Talk cover image "Equality"

This week I am looking forward to giving a short talk at the EdTech 2017 Conference, the annual conference organised by the Irish Learning Technology Association (ILTA). This year’s theme is TEL in an Age of Supercomplexity: Challenges, Opportunities and Strategies. 

The event has what looks like a great programme. My own focus is on exploring how openness can be a tool for Learning Technology professionals to promote equality. I am going to look at three specific examples of this, starting with work that’s happening close to home in the ALT Member Community and in particular our local Member Groups – illustrating this with the visual thinkery created for ALT by Bryan Mathers. The other two examples I want to talk about are the emerging FemEdTech network and the voices still echoing from the OER17 conference. I’ve shared my slides below and I look forward to the conversations and feedback in response to my contribution – and a special thanks to Catherine Cronin who has already provided me with some very helpful comments!

Below is the full transcript of my talk:

Thank you for giving me the opportunity to share with you how individuals are taking action to promote equality in Learning Technology, equality in our profession and across sectors – equality for individuals and within institutions.

Equality.
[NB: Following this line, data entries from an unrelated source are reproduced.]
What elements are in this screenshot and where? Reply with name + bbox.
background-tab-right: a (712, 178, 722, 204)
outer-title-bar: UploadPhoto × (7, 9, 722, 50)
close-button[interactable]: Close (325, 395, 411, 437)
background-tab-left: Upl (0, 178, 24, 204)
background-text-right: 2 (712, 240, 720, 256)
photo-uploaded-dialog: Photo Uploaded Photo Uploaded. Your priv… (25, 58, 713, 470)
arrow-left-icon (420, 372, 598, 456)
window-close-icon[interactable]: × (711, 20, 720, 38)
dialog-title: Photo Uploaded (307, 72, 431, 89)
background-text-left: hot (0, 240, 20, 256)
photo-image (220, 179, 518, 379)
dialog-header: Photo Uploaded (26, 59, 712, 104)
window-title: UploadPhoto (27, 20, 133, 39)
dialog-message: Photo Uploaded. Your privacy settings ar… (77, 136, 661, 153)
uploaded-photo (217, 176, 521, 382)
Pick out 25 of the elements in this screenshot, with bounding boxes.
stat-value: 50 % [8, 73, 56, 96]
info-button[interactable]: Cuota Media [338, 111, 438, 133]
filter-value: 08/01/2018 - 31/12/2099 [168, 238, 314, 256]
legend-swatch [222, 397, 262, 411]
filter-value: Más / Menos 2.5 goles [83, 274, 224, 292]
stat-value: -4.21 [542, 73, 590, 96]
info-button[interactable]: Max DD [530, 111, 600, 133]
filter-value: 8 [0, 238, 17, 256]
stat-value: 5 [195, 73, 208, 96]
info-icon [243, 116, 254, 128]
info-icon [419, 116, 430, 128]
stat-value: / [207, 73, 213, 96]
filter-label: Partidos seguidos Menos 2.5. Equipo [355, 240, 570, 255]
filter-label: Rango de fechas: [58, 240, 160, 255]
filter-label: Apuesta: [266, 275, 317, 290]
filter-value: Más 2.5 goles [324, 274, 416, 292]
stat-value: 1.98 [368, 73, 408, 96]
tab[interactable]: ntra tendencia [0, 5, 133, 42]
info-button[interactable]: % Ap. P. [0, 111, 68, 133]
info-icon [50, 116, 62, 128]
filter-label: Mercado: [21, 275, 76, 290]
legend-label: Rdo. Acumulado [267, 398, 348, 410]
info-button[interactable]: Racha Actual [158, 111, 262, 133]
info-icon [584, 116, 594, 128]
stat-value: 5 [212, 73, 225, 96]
We are facing a big challenge. Looking around this room everyone among us has witnessed inequality in some form. On a global scale policy and strategy are necessary to address some of the most fundamental challenges that stand in the way of greater equality for all – but what I’d like to explore is how taking action on a personal basis, taking action as part of our professional practice, can make a difference. Make a difference through openness – openness as in for example sharing OERs, using open licencing, through open governance and open practice at all levels.

The first example is the work of ALT’s Member Groups, and also Special Interest Groups who share their practice and collaborate openly, all across the UK and beyond. Aligned to ALT’s aims the Learning Technology professionals who are active in these groups share the values we have set out as a community and sharing their experiences, both failures and success. These groups, by being inclusive and community-led, have contributed to making our membership more diverse and their work continues to contribute to strengthen equality in our profession.

Now, the emerging femedtech network is a new initiative that is led by Learning Technology professionals who are taking personal action to promote equality and to do so through open practice, conversations and events. It’s an important effort to create a safe space that is also open and inclusive. We want to celebrate and extend the opportunities offered by education in/and/with technology – to women, and to all people who might otherwise be disadvantaged or excluded. If you haven’t already, I urge you to look at the work that this network is beginning to undertake.

My last example are the voices still echo-ing from the OER17 conference convened earlier this year by Josie Fraser and Alek Tarkowski. Josie, Alek and the organising committee made a concerted effort this year to create a more diverse, inclusive programme with a distinctive all female keynote line up and a programme that inspired a lot of critical reflection and conversation long after the event – and indeed that conversation is still going on. Catherine Cronin, who was part of the closing plenary at the conference, later reflected that the themes of criticality, equality and social justice were at the heart of OER17. It was a powerful example of many individuals taking action together – through openness – and making a difference.

Days like today give us that opportunity, to reflect on how we, as individuals, as a professional community, can take action to achieve greater equality through openness, to harness technology to do so – and then to go and make a difference.